Quinze ans plus tard, le néo-professionnel d’alors est devenu l’incontestable roi des classiques pavées, l’un des plus grands champions de l’histoire du cyclisme et du sport belge.
Tom Boonen a enlevé ensuite tout, ou presque, ce qu’il pouvait gagner. L’étoile est née ce dimanche du printemps 2002 qui a vu le troisième succès de Johan Museeuw au vélodrome roubaisien. C’était le dernier grand triomphe du Lion des Flandres , le premier exploit du Lionceau. Quinze ans et deux jours séparent les deux hommes. Le cadet est né le 15 octobre 1980, l’aîné le 13 octobre 1965.
En ce début de saison 2002, le jeune Anversois portait depuis trois mois le maillot de l’US Postal de Lance Armstrong, le vétéran flandrien était le leader de l’équipe Domo-Farm Frites.

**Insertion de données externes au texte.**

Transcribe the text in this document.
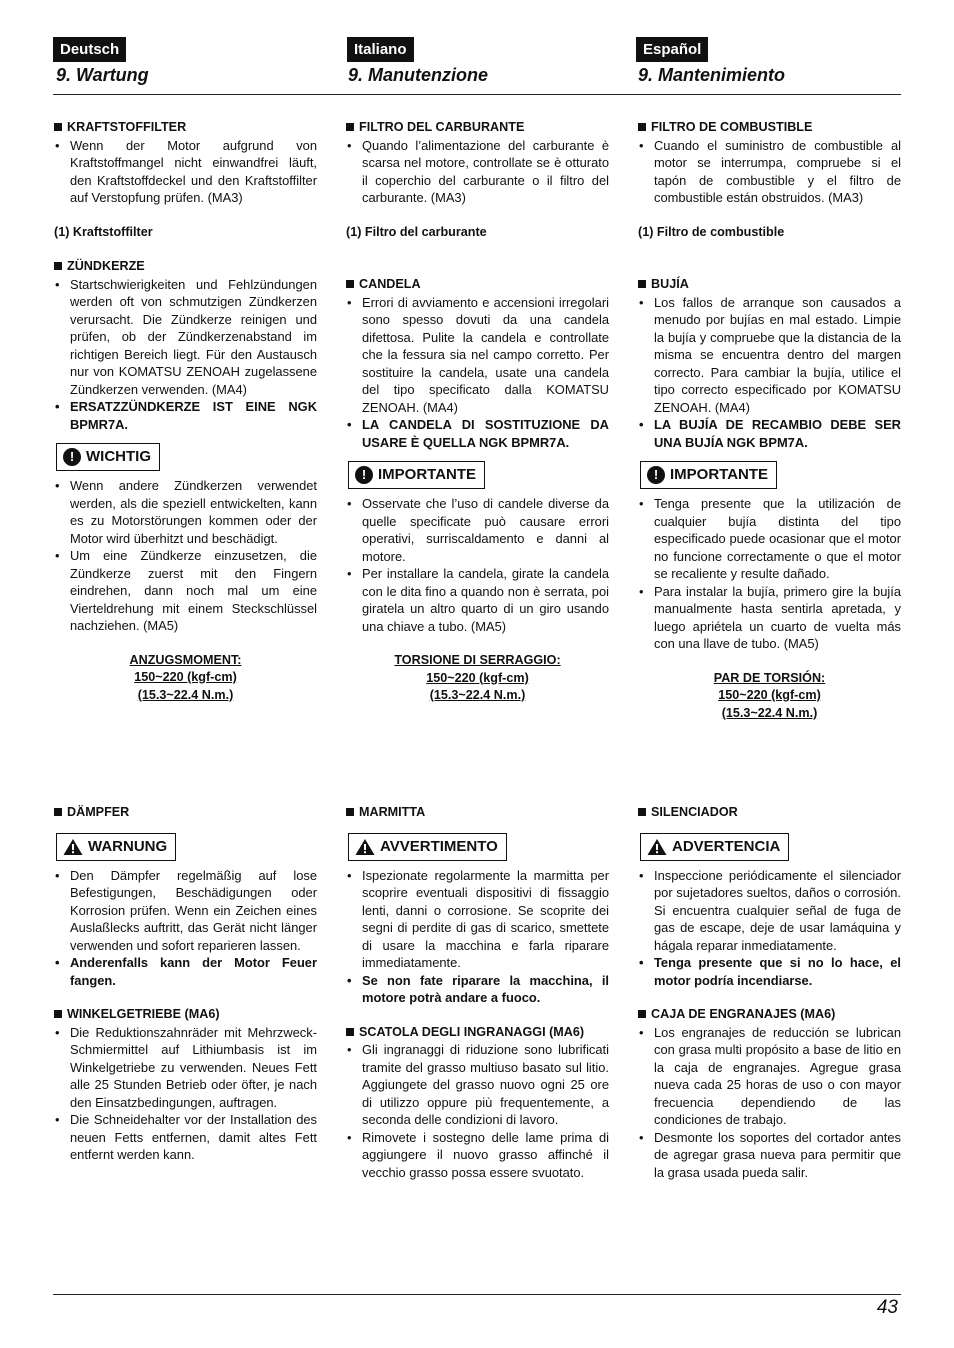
Deutsch	Italiano	Español
9. Wartung	9. Manutenzione	9. Mantenimiento

KRAFTSTOFFILTER

• Wenn der Motor aufgrund von Kraftstoffmangel nicht einwandfrei läuft, den Kraftstoffdeckel und den Kraftstoffilter auf Verstopfung prüfen. (MA3)

(1) Kraftstoffilter

ZÜNDKERZE

• Startschwierigkeiten und Fehlzündungen werden oft von schmutzigen Zündkerzen verursacht. Die Zündkerze reinigen und prüfen, ob der Zündkerzenabstand im richtigen Bereich liegt. Für den Austausch nur von KOMATSU ZENOAH zugelassene Zündkerzen verwenden. (MA4)
• ERSATZZÜNDKERZE IST EINE NGK BPMR7A.
! WICHTIG
• Wenn andere Zündkerzen verwendet werden, als die speziell entwickelten, kann es zu Motorstörungen kommen oder der Motor wird überhitzt und beschädigt.
• Um eine Zündkerze einzusetzen, die Zündkerze zuerst mit den Fingern eindrehen, dann noch mal um eine Vierteldrehung mit einem Steckschlüssel nachziehen. (MA5)
ANZUGSMOMENT:
150~220 (kgf-cm)
(15.3~22.4 N.m.)

DÄMPFER

WARNUNG
• Den Dämpfer regelmäßig auf lose Befestigungen, Beschädigungen oder Korrosion prüfen. Wenn ein Zeichen eines Auslaßlecks auftritt, das Gerät nicht länger verwenden und sofort reparieren lassen.
• Anderenfalls kann der Motor Feuer fangen.

WINKELGETRIEBE (MA6)

• Die Reduktionszahnräder mit Mehrzweck-Schmiermittel auf Lithiumbasis ist im Winkelgetriebe zu verwenden. Neues Fett alle 25 Stunden Betrieb oder öfter, je nach den Einsatzbedingungen, auftragen.
• Die Schneidehalter vor der Installation des neuen Fetts entfernen, damit altes Fett entfernt werden kann.

FILTRO DEL CARBURANTE

• Quando l’alimentazione del carburante è scarsa nel motore, controllate se è otturato il coperchio del carburante o il filtro del carburante. (MA3)

(1) Filtro del carburante

CANDELA

• Errori di avviamento e accensioni irregolari sono spesso dovuti da una candela difettosa. Pulite la candela e controllate che la fessura sia nel campo corretto. Per sostituire la candela, usate una candela del tipo specificato dalla KOMATSU ZENOAH. (MA4)
• LA CANDELA DI SOSTITUZIONE DA USARE È QUELLA NGK BPMR7A.
! IMPORTANTE
• Osservate che l’uso di candele diverse da quelle specificate può causare errori operativi, surriscaldamento e danni al motore.
• Per installare la candela, girate la candela con le dita fino a quando non è serrata, poi giratela un altro quarto di un giro usando una chiave a tubo. (MA5)
TORSIONE DI SERRAGGIO:
150~220 (kgf-cm)
(15.3~22.4 N.m.)

MARMITTA

AVVERTIMENTO
• Ispezionate regolarmente la marmitta per scoprire eventuali dispositivi di fissaggio lenti, danni o corrosione. Se scoprite dei segni di perdite di gas di scarico, smettete di usare la macchina e farla riparare immediatamente.
• Se non fate riparare la macchina, il motore potrà andare a fuoco.

SCATOLA DEGLI INGRANAGGI (MA6)

• Gli ingranaggi di riduzione sono lubrificati tramite del grasso multiuso basato sul litio. Aggiungete del grasso nuovo ogni 25 ore di utilizzo oppure più frequentemente, a seconda delle condizioni di lavoro.
• Rimovete i sostegno delle lame prima di aggiungere il nuovo grasso affinché il vecchio grasso possa essere svuotato.

FILTRO DE COMBUSTIBLE

• Cuando el suministro de combustible al motor se interrumpa, compruebe si el tapón de combustible y el filtro de combustible están obstruidos. (MA3)

(1) Filtro de combustible

BUJÍA

• Los fallos de arranque son causados a menudo por bujías en mal estado. Limpie la bujía y compruebe que la distancia de la misma se encuentra dentro del margen correcto. Para cambiar la bujía, utilice el tipo correcto especificado por KOMATSU ZENOAH. (MA4)
• LA BUJÍA DE RECAMBIO DEBE SER UNA BUJÍA NGK BPM7A.
! IMPORTANTE
• Tenga presente que la utilización de cualquier bujía distinta del tipo especificado puede ocasionar que el motor no funcione correctamente o que el motor se recaliente y resulte dañado.
• Para instalar la bujía, primero gire la bujía manualmente hasta sentirla apretada, y luego apriétela un cuarto de vuelta más con una llave de tubo. (MA5)
PAR DE TORSIÓN:
150~220 (kgf-cm)
(15.3~22.4 N.m.)

SILENCIADOR

ADVERTENCIA
• Inspeccione periódicamente el silenciador por sujetadores sueltos, daños o corrosión. Si encuentra cualquier señal de fuga de gas de escape, deje de usar lamáquina y hágala reparar inmediatamente.
• Tenga presente que si no lo hace, el motor podría incendiarse.

CAJA DE ENGRANAJES (MA6)

• Los engranajes de reducción se lubrican con grasa multi propósito a base de litio en la caja de engranajes. Agregue grasa nueva cada 25 horas de uso o con mayor frecuencia dependiendo de las condiciones de trabajo.
• Desmonte los soportes del cortador antes de agregar grasa nueva para permitir que la grasa usada pueda salir.
43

Néo-pro, Tom Boonen avait déjà montré en six semaines tout son talent naissant sur les pavés : 8e à Kuurne, 7e des 3 Jours de La Panne, 24e du Tour des Flandres et 7e à Gand-Wevelgem.
Ce jour-là, Andreas Klier avait fini en même temps que Boonen, mais se rappelle d’une anecdote au Tour des Flandres.
"C’était sur les pavés de Mater" , dit l’Allemand, devenu directeur sportif chez Cannondale. "Il y avait moyen d’emprunter une bande herbeuse sur le côté pour les éviter. J’étais dessus et à côté de moi, sur les pavés, Tom roulait avec, dans sa roue, Lance Armstrong. Il s’est retourné et à dit à Lance : "Saute dans l’herbe" . Armstrong n’a pas bougé. Vingt secondes plus tard, Tom s’est tourné à nouveau et il a insisté : "Je t’ai dit que tu devais sauter dans l’herbe." ça m’a frappé, lui, le gamin, apostropher ainsi le grand Lance Armstrong. Incroyable ! "
Libre à Roubaix, Il fait mieux que son leader
Une semaine plus tard, c’est le Paris-Roubaix qui révèle définitivement celui qui avait obtenu le Vélo de Cristal du meilleur espoir quelques mois plus tôt. Champion de Belgique des espoirs 2001, il avait rejoint US Postal, attiré par Dirk Demol.
"J’avais découvert Tom chez les jeunes, au club de Courtrai, le Kortrijk Groeningse Spurters", raconte son premier mentor, lui-même lauréat de Paris-Roubaix 1988. "Je connaissais ses qualités, mais je ne pouvais imaginer qu’il allait devenir un tel champion. Il m’a suivi naturellement chez US Postal, un an après mon arrivée. En raison de son bon début de saison, je lui avais donné un rôle libre sur Roubaix où George Hincapie était le leader. Finalement, c’est Tom qui fut le meilleur de l’équipe. C’était vraiment impressionnant qu’il monte sur le podium à 21 ans. Je n’ai plus jamais vu un coureur aussi bon à un âge aussi jeune."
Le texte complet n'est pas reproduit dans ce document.